By many measures, societal acceptance and support of LGBT rights in the United States have increased significantly in the last decade, especially in the last couple of years. Perhaps most notably has been the increase in public support for legalization of same-sex marriage, as well as gains in legal recognition, including the June 2013 Supreme Court decision which overturned a major portion of the Defense of Marriage Act (DOMA), resulting in federal recognition of same-sex marriage in the U.S.
Published: February 21, 2014
At the same time, however, a majority of states continue to impose bans on same-sex marriage and most offer no protections based on sexual orientation and gender identity in the areas of employment and housing, and many LGBT individuals report having experienced some form of discrimination based on their sexual orientation or gender identity. Ongoing discrimination, violence, and stigma compromise access to needed health services by LGBT individuals.
In a new issue brief from the Kaiser Family Foundation, we examine what is known about LGBT health status, coverage, and access in the U.S., and look at recent changes within the legal and policy landscape which serve to increase access, in particular, the pivotal impact of the Affordable Care Act (ACA) and Supreme Court’s DOMA decision. Both have the potential to dramatically reduce the rate of uninsured and make the health system more equitable in LGBT communities, although many outstanding questions remain.
Our summary of the data shows the importance of improving coverage and access to care for this community. Sexual and gender minorities experience worse physical and mental health outcomes and face unique health challenges compared to their heterosexual counterparts. These include a higher prevalence of HIV, mental illness, substance use, smoking, and other health conditions. The impact of the HIV epidemic is particularly alarming, with gay and bisexual men accounting for two-thirds of new HIV infections, and studies reporting that more than one in four (28%) transgender women are HIV positive. Because of this impact, the Foundation recently launched Speak Out, a new campaign aimed at raising awareness of HIV in the LGBT community.

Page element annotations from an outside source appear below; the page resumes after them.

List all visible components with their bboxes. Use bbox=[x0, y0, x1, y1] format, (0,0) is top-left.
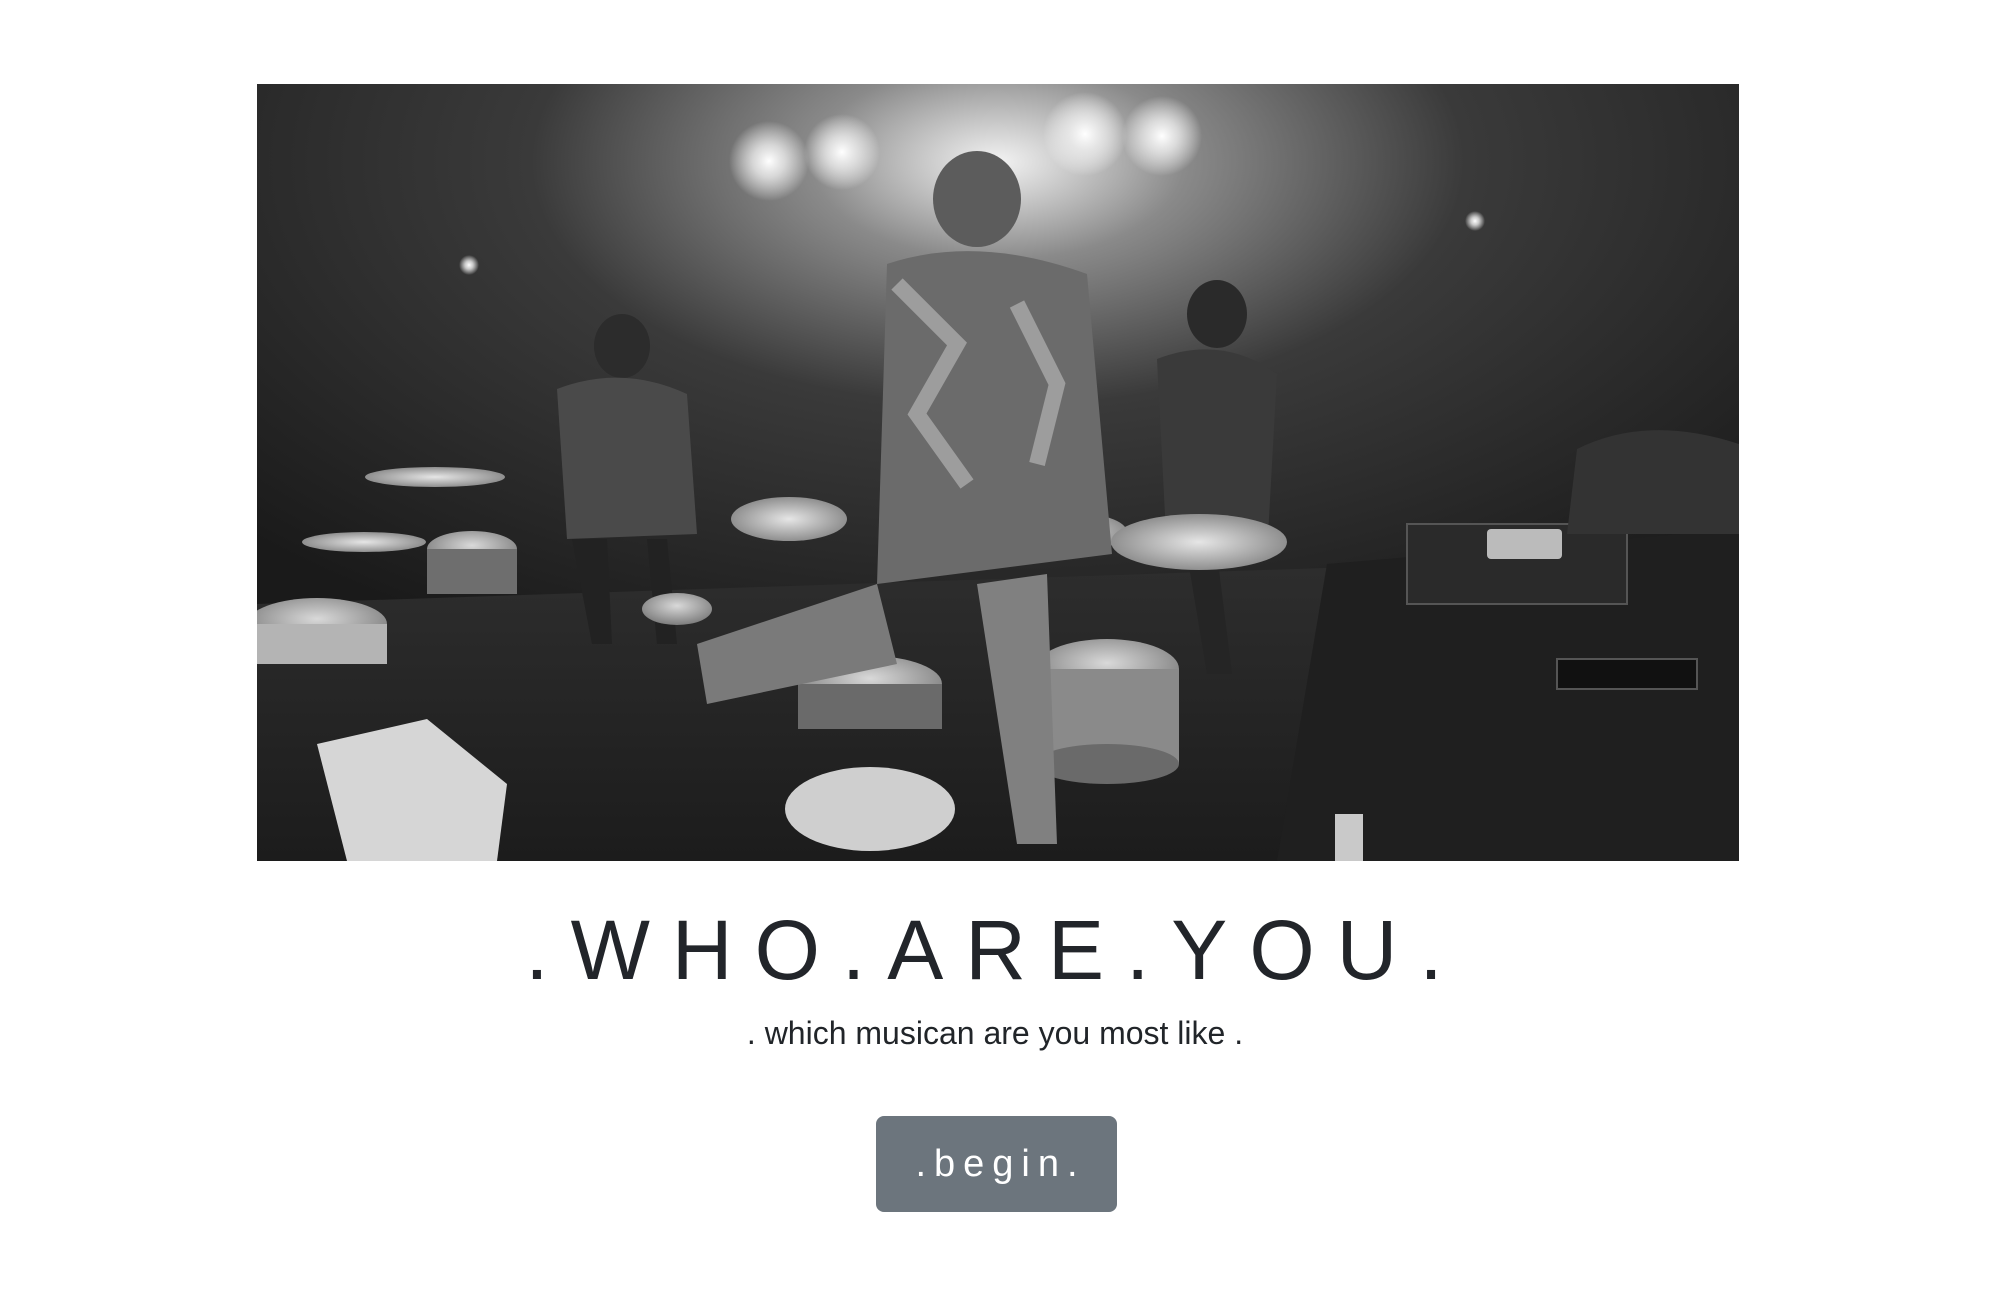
page-title: .WHO.ARE.YOU. bbox=[525, 903, 1465, 997]
hero-image bbox=[257, 84, 1739, 861]
landing-page: .WHO.ARE.YOU. . which musican are you mo… bbox=[0, 0, 1990, 1308]
band-on-stage-photo bbox=[257, 84, 1739, 861]
begin-button[interactable]: .begin. bbox=[876, 1116, 1117, 1212]
page-subtitle: . which musican are you most like . bbox=[746, 1015, 1244, 1051]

LGBT individuals also face a number of challenges when trying to access health services, including barriers in obtaining insurance coverage, gaps in coverage, cost-related hurdles, and poor treatment by health care providers. For example, a recent survey found that one in three LGBT individuals with incomes under 400% FPL are uninsured, a group that could qualify for assistance under the ACA. Challenges are often greater for transgender individuals who are even more likely to be poor and uninsured than LGB individuals and have often been left out of the system either due to denial of coverage or provider inexperience with their health needs.

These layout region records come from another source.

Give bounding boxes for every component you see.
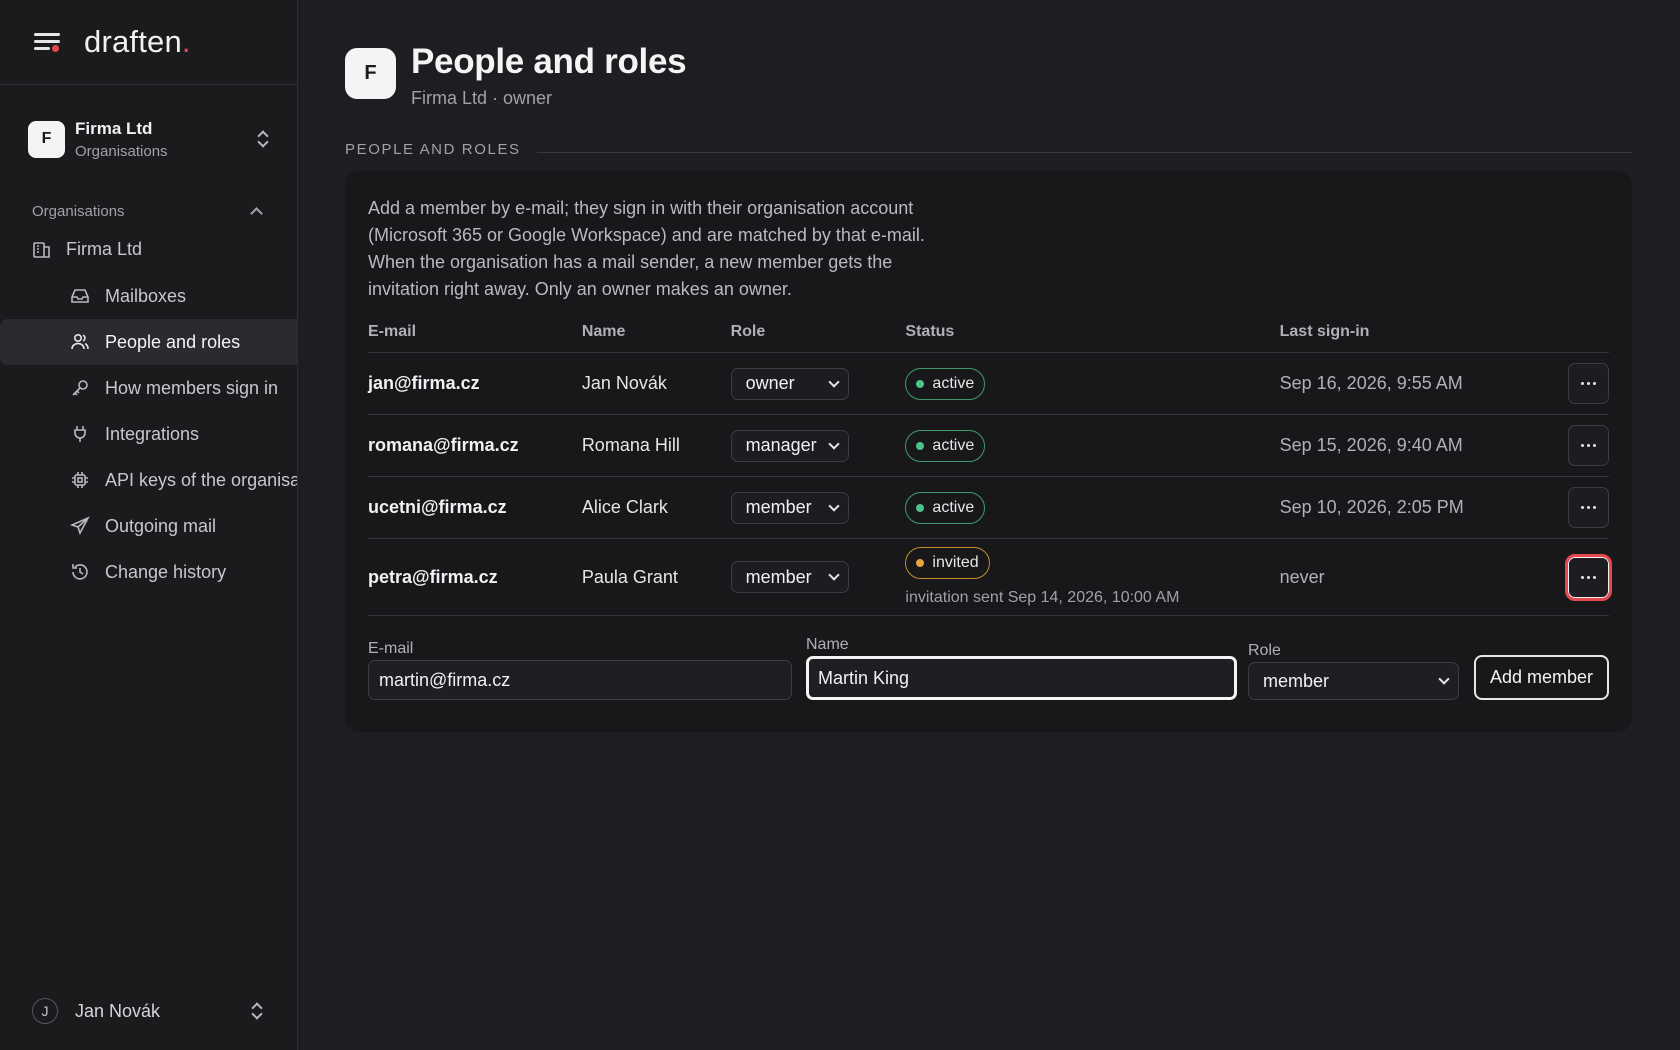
name-field-label: Name — [805, 636, 849, 654]
sidebar-section-organisations[interactable]: Organisations — [0, 201, 297, 221]
org-switcher[interactable]: F Firma Ltd Organisations — [0, 117, 297, 161]
sidebar-nav: Mailboxes People and roles How members s… — [0, 273, 297, 595]
send-icon — [70, 516, 90, 536]
key-icon — [72, 380, 88, 396]
members-card: Add a member by e-mail; they sign in wit… — [345, 170, 1632, 733]
sidebar-item-outgoing-mail[interactable]: Outgoing mail — [0, 503, 297, 549]
member-name: Alice Clark — [581, 476, 731, 540]
add-member-form: E-mail martin@firma.cz Name Martin King … — [368, 636, 1609, 701]
user-menu[interactable]: J Jan Novák — [32, 996, 263, 1026]
sidebar: draften. F Firma Ltd Organisations Organ… — [0, 0, 298, 1050]
brand-bar: draften. — [0, 0, 297, 85]
last-sign-in: Sep 10, 2026, 2:05 PM — [1279, 476, 1564, 540]
role-select[interactable]: owner — [730, 367, 849, 400]
plug-icon — [74, 426, 86, 442]
status-badge: active — [905, 429, 986, 462]
section-header: PEOPLE AND ROLES — [345, 141, 1632, 158]
chevron-down-icon — [827, 500, 840, 512]
role-field[interactable]: member — [1247, 662, 1459, 701]
member-name: Jan Novák — [581, 352, 731, 416]
status-badge: active — [905, 491, 986, 524]
inbox-icon — [71, 289, 89, 303]
column-header-name: Name — [581, 322, 731, 354]
chevron-updown-icon — [257, 130, 269, 148]
add-member-button[interactable]: Add member — [1473, 655, 1609, 701]
table-row: jan@firma.cz Jan Novák owner active Sep … — [368, 352, 1609, 416]
last-sign-in: Sep 15, 2026, 9:40 AM — [1279, 414, 1564, 478]
sidebar-item-change-history[interactable]: Change history — [0, 549, 297, 595]
last-sign-in: Sep 16, 2026, 9:55 AM — [1279, 352, 1564, 416]
menu-icon[interactable] — [34, 31, 60, 53]
chevron-up-icon — [250, 207, 263, 220]
column-header-last-sign-in: Last sign-in — [1279, 322, 1564, 354]
email-field[interactable]: martin@firma.cz — [368, 660, 792, 701]
sidebar-item-org[interactable]: Firma Ltd — [0, 229, 297, 269]
chevron-down-icon — [827, 376, 840, 388]
avatar: J — [32, 998, 58, 1024]
sidebar-item-people-and-roles[interactable]: People and roles — [0, 319, 297, 365]
divider — [536, 151, 1632, 153]
member-name: Romana Hill — [581, 414, 731, 478]
invitation-note: invitation sent Sep 14, 2026, 10:00 AM — [905, 589, 1180, 607]
history-icon — [72, 564, 88, 580]
member-email: petra@firma.cz — [368, 538, 582, 617]
chevron-down-icon — [827, 569, 840, 581]
email-field-label: E-mail — [368, 640, 414, 658]
more-icon — [1581, 382, 1596, 386]
role-select[interactable]: manager — [730, 429, 849, 462]
logo[interactable]: draften. — [84, 24, 191, 60]
sidebar-section-title: Organisations — [32, 202, 125, 220]
row-actions-button[interactable] — [1568, 487, 1609, 529]
more-icon — [1581, 575, 1596, 579]
page-title: People and roles — [411, 42, 687, 81]
name-field[interactable]: Martin King — [805, 656, 1237, 701]
role-select[interactable]: member — [730, 491, 849, 524]
sidebar-item-api-keys[interactable]: API keys of the organisation — [0, 457, 297, 503]
page-subtitle: Firma Ltd · owner — [411, 87, 553, 108]
org-switcher-name: Firma Ltd — [75, 118, 153, 138]
row-actions-button[interactable] — [1568, 363, 1609, 405]
user-name: Jan Novák — [75, 1000, 161, 1021]
org-avatar: F — [28, 120, 65, 158]
column-header-email: E-mail — [368, 322, 582, 354]
chevron-updown-icon — [251, 1002, 263, 1020]
users-icon — [71, 333, 89, 350]
column-header-role: Role — [730, 322, 906, 354]
org-avatar-large: F — [345, 48, 396, 99]
status-badge: active — [905, 367, 986, 400]
page-header: F People and roles Firma Ltd · owner — [345, 42, 1680, 109]
main-content: F People and roles Firma Ltd · owner PEO… — [298, 0, 1680, 1050]
member-email: ucetni@firma.cz — [368, 476, 582, 540]
app: draften. F Firma Ltd Organisations Organ… — [0, 0, 1680, 1050]
sidebar-item-org-label: Firma Ltd — [66, 238, 143, 259]
sidebar-item-integrations[interactable]: Integrations — [0, 411, 297, 457]
org-switcher-subtitle: Organisations — [75, 142, 168, 160]
member-email: jan@firma.cz — [368, 352, 582, 416]
sidebar-item-mailboxes[interactable]: Mailboxes — [0, 273, 297, 319]
table-row: romana@firma.cz Romana Hill manager acti… — [368, 414, 1609, 478]
chevron-down-icon — [827, 438, 840, 450]
building-icon — [33, 242, 50, 258]
last-sign-in: never — [1279, 538, 1564, 617]
member-name: Paula Grant — [581, 538, 731, 617]
role-field-label: Role — [1247, 642, 1281, 660]
members-table: E-mail Name Role Status Last sign-in jan… — [368, 322, 1612, 617]
chevron-down-icon — [1438, 673, 1450, 685]
table-row: petra@firma.cz Paula Grant member invite… — [368, 538, 1612, 617]
column-header-actions — [1563, 322, 1609, 354]
more-icon — [1581, 444, 1596, 448]
status-badge: invited — [905, 547, 990, 580]
table-row: ucetni@firma.cz Alice Clark member activ… — [368, 476, 1609, 540]
table-header-row: E-mail Name Role Status Last sign-in — [368, 322, 1609, 354]
row-actions-button[interactable] — [1568, 425, 1609, 467]
row-actions-button[interactable] — [1565, 553, 1612, 601]
role-select[interactable]: member — [730, 561, 849, 594]
sidebar-item-sign-in[interactable]: How members sign in — [0, 365, 297, 411]
intro-text: Add a member by e-mail; they sign in wit… — [368, 197, 925, 299]
column-header-status: Status — [905, 322, 1280, 354]
chip-icon — [72, 472, 88, 488]
more-icon — [1581, 506, 1596, 510]
member-email: romana@firma.cz — [368, 414, 582, 478]
section-label: PEOPLE AND ROLES — [345, 140, 521, 158]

The ACA and the Supreme Court’s DOMA ruling will help mitigate some of these challenges. The ACA extends coverage to millions who are uninsured through the expansion of Medicaid (in states that choose to expand), as well as the creation of new federally subsidized health insurance marketplaces in each state, and it includes non-discrimination protections on the basis of health status, sexual orientation, and gender identity. The DOMA ruling has resulted in federal recognition of all legally married same sex couples, including health coverage for same sex spouses of federal employees and the workplace protections of the federal Family Medical Leave Act (FMLA).